CIVIL ACTION NO. 05-5019 SECTION "L" (3)
UNITED STATES DISTRICT COURT FOR THE EASTERN DISTRICT OF LOUISIANA
2006 U.S. Dist. LEXIS 16174
April 4, 2006, Decided
PROCEDURAL POSTURE: Plaintiff seaman sued defendants, his employer and the owner of the vessel on which he was working when he allegedly sustained severe and permanent injuries, for negligence and unseaworthiness. Defendants removed the case pursuant to general maritime law and the Convention on the Recognition and Enforcement of Foreign Arbitral Awards, 9 U.S.C.S. § 201 et seq. Plaintiff moved to remand.
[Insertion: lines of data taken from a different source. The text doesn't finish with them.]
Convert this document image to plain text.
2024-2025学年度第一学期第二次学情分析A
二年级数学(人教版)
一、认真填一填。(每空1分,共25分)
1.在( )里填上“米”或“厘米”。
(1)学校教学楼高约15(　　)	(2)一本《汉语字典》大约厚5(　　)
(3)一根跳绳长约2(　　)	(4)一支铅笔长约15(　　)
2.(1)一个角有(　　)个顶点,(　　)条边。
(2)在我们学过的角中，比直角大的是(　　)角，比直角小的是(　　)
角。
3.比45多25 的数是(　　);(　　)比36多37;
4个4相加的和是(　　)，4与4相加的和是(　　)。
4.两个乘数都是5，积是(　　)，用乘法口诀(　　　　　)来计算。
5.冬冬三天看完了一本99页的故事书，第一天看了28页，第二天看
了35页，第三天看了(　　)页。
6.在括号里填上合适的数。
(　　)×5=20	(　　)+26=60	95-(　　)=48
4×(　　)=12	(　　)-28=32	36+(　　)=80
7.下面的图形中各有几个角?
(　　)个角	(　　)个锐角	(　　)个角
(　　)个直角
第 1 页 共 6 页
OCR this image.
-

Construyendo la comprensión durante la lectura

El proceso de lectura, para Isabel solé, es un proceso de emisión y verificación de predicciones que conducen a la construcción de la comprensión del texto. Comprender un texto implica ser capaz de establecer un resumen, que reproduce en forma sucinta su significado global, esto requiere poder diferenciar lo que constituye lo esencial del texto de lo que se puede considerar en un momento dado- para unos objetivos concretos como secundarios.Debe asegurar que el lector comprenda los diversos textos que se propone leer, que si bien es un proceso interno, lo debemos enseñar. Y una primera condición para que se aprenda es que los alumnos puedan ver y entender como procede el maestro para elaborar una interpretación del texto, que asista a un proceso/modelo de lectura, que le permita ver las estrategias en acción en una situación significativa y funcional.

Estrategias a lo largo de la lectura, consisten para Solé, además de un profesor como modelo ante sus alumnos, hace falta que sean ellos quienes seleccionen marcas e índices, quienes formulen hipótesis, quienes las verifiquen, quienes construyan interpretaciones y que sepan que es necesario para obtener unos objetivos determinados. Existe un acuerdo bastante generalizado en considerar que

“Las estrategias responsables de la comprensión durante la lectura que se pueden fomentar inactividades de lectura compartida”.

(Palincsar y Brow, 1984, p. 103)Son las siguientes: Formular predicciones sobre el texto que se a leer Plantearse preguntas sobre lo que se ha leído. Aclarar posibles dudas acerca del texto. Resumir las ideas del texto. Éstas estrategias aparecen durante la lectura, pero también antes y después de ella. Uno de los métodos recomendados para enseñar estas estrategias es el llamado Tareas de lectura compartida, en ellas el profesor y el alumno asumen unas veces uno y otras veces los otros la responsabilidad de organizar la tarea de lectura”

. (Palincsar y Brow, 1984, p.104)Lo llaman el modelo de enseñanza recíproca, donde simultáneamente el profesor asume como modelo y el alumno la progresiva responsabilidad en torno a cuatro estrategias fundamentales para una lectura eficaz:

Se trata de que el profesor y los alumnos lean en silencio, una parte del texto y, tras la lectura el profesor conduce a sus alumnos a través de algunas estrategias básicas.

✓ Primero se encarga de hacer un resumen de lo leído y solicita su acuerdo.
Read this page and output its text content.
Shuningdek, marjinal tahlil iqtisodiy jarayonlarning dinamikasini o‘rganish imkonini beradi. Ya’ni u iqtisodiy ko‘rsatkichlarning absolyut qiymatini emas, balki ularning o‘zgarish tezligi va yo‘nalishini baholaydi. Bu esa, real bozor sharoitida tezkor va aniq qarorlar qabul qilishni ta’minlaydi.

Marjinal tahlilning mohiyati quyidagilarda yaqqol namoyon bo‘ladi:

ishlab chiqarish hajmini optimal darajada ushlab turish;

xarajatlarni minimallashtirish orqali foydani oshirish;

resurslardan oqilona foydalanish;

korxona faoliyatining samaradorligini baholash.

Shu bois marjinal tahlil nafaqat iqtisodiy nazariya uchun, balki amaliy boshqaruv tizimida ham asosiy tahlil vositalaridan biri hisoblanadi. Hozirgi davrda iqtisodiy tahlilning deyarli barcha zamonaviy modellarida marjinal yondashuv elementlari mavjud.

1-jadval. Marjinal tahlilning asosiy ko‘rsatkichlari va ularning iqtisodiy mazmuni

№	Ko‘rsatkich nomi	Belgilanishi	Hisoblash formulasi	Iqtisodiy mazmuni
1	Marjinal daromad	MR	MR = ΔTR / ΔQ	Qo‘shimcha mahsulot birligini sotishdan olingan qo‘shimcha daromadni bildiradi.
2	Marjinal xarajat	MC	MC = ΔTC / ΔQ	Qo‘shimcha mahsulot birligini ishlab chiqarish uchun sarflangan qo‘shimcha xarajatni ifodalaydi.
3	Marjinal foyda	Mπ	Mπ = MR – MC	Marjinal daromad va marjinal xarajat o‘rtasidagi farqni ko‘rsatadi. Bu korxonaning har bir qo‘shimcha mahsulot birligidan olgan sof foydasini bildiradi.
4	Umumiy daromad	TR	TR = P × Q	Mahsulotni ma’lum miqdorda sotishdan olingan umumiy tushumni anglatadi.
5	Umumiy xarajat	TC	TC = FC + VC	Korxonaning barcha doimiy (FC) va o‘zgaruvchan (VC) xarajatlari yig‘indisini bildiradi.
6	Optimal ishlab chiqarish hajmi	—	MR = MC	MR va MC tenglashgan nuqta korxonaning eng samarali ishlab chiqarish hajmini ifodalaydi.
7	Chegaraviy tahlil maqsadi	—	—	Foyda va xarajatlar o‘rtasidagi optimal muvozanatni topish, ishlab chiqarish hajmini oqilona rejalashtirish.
OVERVIEW: In support of his motion, plaintiff argued that his claim fell under the Jones Act and therefore was not removable without another basis for jurisdiction. Plaintiff argued that defendants' use of the arbitration clause in an employment agreement was an impermissible attempt to invoke the court's jurisdiction using a federal defense. Plaintiff argued that his employment agreement only incorporated the terms and conditions governing employment and that the arbitration clause in question provided for arbitration between other parties, rather than to a seafarer whose employment contract incorporated provisions of the agreement. Although the arbitration "related to" plaintiff's claim and met other requirements of the Convention, the court agreed with plaintiff that the arbitration clause did not fall under the Convention and that defendant failed to satisfy the four-part Lim test. The arbitration clause was not incorporated into plaintiff's employment contract, and, accordingly, there was no agreement in writing to arbitrate the dispute. Thus, there was no basis of federal jurisdiction other than the Jones Act.
OUTCOME: The court granted plaintiff's motion to remand.